A ida de Gleisi a Caracas, representando ao PT, abre as portas para quem defende que essa é uma esquerda que ficou atada aos velhos clichês do passado
O ex-presidente Lula, da prisão, e Gleisi Hoffmann,
como presidenta do Partido dos Trabalhadores, deram um grande presente a
Bolsonaro e à extrema direita brasileira, que acaba de chegar ao poder
em boa parte porque milhões de eleitores não queriam que a esquerda
voltasse a governar. Nada, de fato, deixará o Governo de Bolsonaro tão
feliz como a ida de Gleisi à posse de Nicolás Maduro,
que foi abandonado pela grande maioria dos Governos do continente, os
quais se negaram a ir festejar o que um editorial deste jornal chamou de
“a farsa de Maduro”.
O EL PAÍS, que sempre foi prudente antes de considerar o
regime da Venezuela como ditadura, desta vez foi taxativo ao afirmar que
o Governo venezuelano submeteu à tortura o seu povo, o qual “se consome
em uma tragédia que deveria ser intolerável no século XXI”. A decisão
do PT de Lula, que é quem continua mandando no partido, e sem cuja
bênção Gleisi não se atreveria a ir prestar homenagem a Maduro, já
considerado como ditador por todas as maiores democracias, representa
uma triste e trágica tolerância por parte de um partido como o PT.
Trata-se de um partido que sempre foi considerado moderado e democrático na esquerda da América Latina.
É verdade que o PT se colocou ao lado do regime venezuelano mesmo
quando já soavam os alarmes de que este estaria traindo todos os
direitos humanos e pisoteando as liberdades democráticas. Hoje,
entretanto, frente ao grito quase unânime inclusive de Governos
progressistas que discordam da tragédia venezuelana que está causando
fome, exílio e morte, o PT deveria ter aproveitado a ocasião para fazer
um exame de consciência e se colocar ao lado dos Governos democráticos
que disseram “basta!” à loucura ditatorial de Maduro.
Isso, ainda por cima, num momento em que o PT está sendo
apontado pelo novo Governo direitista de Bolsonaro como a causa dos
males econômicos e de outras índoles que assolam o Brasil, e por outros
como o responsável por ter permitido que a ultradireita chegasse ao
poder. O PT, que foi outrora um agente de esperança renovadora com forte
sentido social na esquerda democrática da América Latina, encontra-se
hoje no papel de fazer oposição a um Governo que já anunciou seu desejo
de aniquilá-lo. Sua decisão de novamente dar apoio a Maduro e ao
grotesco das últimas eleições venezuelanas é o pior presságio para quem
pretende ser o fulcro da oposição à onda autoritária de Bolsonaro. Foi
um gol contra que pelo qual poderá acabar pagando caro.

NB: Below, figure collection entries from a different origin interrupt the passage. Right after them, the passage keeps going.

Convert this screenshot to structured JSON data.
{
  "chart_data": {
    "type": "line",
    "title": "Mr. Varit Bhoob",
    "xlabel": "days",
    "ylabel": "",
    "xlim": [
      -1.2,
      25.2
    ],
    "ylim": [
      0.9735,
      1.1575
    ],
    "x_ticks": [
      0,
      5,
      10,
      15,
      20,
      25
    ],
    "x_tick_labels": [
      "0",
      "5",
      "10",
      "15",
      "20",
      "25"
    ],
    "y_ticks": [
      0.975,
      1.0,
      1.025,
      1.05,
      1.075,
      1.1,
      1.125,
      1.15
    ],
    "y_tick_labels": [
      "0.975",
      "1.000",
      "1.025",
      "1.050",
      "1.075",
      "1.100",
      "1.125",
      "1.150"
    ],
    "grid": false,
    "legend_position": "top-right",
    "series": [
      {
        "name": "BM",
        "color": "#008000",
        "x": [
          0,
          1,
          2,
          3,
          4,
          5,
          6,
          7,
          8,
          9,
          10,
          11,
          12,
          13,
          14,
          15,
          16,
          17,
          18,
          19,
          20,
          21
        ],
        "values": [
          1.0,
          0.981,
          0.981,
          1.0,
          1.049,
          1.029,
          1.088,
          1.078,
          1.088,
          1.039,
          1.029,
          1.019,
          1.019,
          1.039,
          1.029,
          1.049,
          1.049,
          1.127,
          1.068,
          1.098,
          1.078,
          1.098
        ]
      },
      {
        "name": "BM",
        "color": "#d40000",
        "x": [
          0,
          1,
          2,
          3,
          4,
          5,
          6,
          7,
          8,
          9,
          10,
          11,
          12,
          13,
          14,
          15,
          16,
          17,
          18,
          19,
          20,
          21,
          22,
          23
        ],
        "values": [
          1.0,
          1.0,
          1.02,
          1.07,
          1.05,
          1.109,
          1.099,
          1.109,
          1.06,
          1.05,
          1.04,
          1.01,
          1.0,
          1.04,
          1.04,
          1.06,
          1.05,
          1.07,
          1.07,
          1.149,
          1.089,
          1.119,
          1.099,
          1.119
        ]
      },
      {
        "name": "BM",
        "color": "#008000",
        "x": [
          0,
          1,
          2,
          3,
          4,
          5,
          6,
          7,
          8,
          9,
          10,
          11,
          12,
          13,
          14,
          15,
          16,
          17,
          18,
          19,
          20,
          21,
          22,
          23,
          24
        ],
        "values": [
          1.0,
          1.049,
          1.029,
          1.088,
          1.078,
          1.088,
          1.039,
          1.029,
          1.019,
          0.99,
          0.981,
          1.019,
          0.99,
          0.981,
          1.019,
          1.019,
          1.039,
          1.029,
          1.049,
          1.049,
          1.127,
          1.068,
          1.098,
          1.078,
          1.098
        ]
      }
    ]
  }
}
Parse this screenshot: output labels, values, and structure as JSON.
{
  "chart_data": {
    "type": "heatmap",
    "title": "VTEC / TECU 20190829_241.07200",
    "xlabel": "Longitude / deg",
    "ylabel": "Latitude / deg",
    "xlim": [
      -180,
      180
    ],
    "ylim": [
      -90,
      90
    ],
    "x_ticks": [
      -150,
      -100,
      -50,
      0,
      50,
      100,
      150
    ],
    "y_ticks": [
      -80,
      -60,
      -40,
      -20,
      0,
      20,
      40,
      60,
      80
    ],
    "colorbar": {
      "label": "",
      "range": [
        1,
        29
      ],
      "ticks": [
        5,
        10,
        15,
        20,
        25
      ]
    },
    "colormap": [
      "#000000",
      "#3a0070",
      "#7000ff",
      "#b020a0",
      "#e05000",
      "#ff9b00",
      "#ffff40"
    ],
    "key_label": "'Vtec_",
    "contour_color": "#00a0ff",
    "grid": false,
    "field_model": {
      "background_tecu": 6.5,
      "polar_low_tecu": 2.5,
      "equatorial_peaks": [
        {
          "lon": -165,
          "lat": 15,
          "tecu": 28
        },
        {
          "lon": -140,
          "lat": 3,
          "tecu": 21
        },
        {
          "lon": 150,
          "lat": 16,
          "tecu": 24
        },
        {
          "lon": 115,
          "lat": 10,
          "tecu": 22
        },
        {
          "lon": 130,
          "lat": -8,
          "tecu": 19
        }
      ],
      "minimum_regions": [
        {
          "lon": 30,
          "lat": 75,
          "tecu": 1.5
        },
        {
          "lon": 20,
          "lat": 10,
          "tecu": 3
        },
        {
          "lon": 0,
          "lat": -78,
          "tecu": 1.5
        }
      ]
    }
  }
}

No editorial do EL PAIS se diz que Nicolás Maduro
deveria “olhar hoje ao seu redor e sentir a solidão e o isolamento em
relação à América Latina e às potências democráticas do mundo”, assim
como deveria “agir de acordo com isso, pondo fim à tortura a que tem
submetido o seu povo”. A ida de Gleisi a Caracas, representando ao PT,
abre as portas para quem defende que essa é uma esquerda que ficou atada
aos velhos clichês do passado e inclusive isolada no continente. Seria
até mesmo corresponsável pelas atrocidades que estão sendo perpetradas
num país martirizado por uma ditadura que não sabe chorar por suas
vítimas. Que continua encastelada numa ideologia que causou tantas ou
mais atrocidades que a direita no mundo.
A dor das vítimas inocentes não tem cor política. Há
momentos em que não é possível não tomar partido, porque fechar os olhos
significaria ser cúmplice da morte e dos rios de sofrimento de milhões
de inocentes. Gente que acaba sendo sacrificada por ideais que, se um
dia foram vistos como libertadores, hoje, na Venezuela, aparecem como verdugos dos mais fracos.